O trigo era um alimento que já aparecia nas pautas comerciais dos alimentos importados há muito anos de Belém, no entanto, a cidade assistiu, no final do século XIX, à sua demanda aumentar significativamente, coincidindo com o início do primeiro regime agroalimentar, quando os interesses financeiros britânicos coordenavam o mercado mundial, cabendo aos EUA suprir de farinha de trigo a região responsável pela produção de borracha através de mecanismos de preço. Uma demonstração desse crescimento das importações é apresentada por Macedo (2009), que afirma que no ano de 1856 chegaram ao porto da capital 80 barricas com farinha e já três anos depois (1859) chegaram a Belém de New York 216 barricas.

As mudanças provocadas pelo novo regime agroalimentar global já era motivo de preocupação em 1885, quando o jornal de Belém “O Agrário” publicou a proposta de

estímulo a criação de engenhos gerais como forma de organizar o abastecimento alimentar da província do Pará frente ao “definhamento da lavoura”, que tinha como causas, segundo o jornal:

[...] a impossibilidade absoluta em que se acha o lavrador de fazer se desenvolver as suas forças produtoras, por meio de novos empreendimentos, acompanhando os melhoramentos introduzidos nos países adiantados, de modo a poder concorrer no mercado com os produtos, de um lado, e a enorme desproporção que se observa entre os avantajados lucros da nossa indústria extrativa e os minguados ou negativos resultados da lavoura, são fatos que saltão aos olhos de todos, não carecem de demonstração. Assim temos vistos desaparecer nossos melhores engenhos açúcar, fábrica de tecidos, de louças, caindo pela mesma razão a cultura do café, até o ponto de importamos hoje os gêneros alimentícios, com exceção do cacau, em quantidade superior a produção. A mesma farinha já nos vem também de províncias vizinhas. De modo de produtores que eramos, vamos nos tornado simples consumidores!!! O arroz, para que aliás oferece a província o mais apropriado terreno, nos chega das índias Inglesas, por preço inferior o da terra! Admita-se por um momento que desapareça entre nós a cultura do arroz, da mandioca, do feijão, e da cana, como desapareceu já a do café e se acha quase que extinta a do algodão e do arroz na condição ficará reduzida a grande massa da nossa população [...] (O AGRARIO, 1885, p. 3).

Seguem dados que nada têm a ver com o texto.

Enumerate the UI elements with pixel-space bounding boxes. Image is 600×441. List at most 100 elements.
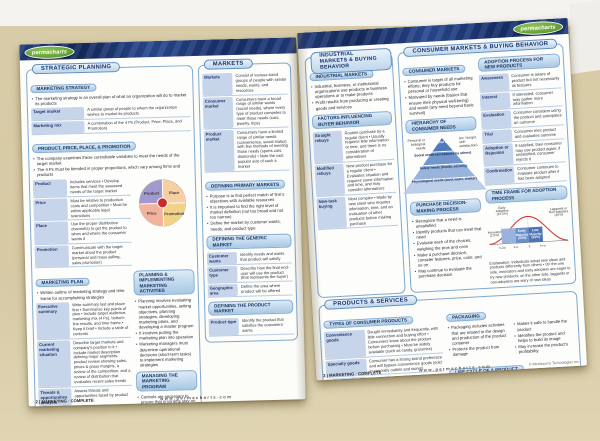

Naturalmente, não se justifica plantar trigo em Belém e nas suas proximidades por questões de adaptação climáticas, no entanto, as estratégias de abastecimento do produto no primeiro regime alimentar no Brasil foi uma integração subordinada que se orientou, no caso da economia de Belém, para a aceitação da reprodução das situações de dependência alimentar, para os produtos de necessidades básicas que poderiam ser produzidos próximos da cidade, como o arroz, que era abastecido por estrangeiros, principalmente EUA e colônias inglesas, dependência que só irá se alterar em termos alimentares com a subordinação do abastecimento da agroindústria localizada principalmente no sul e sudeste do Brasil.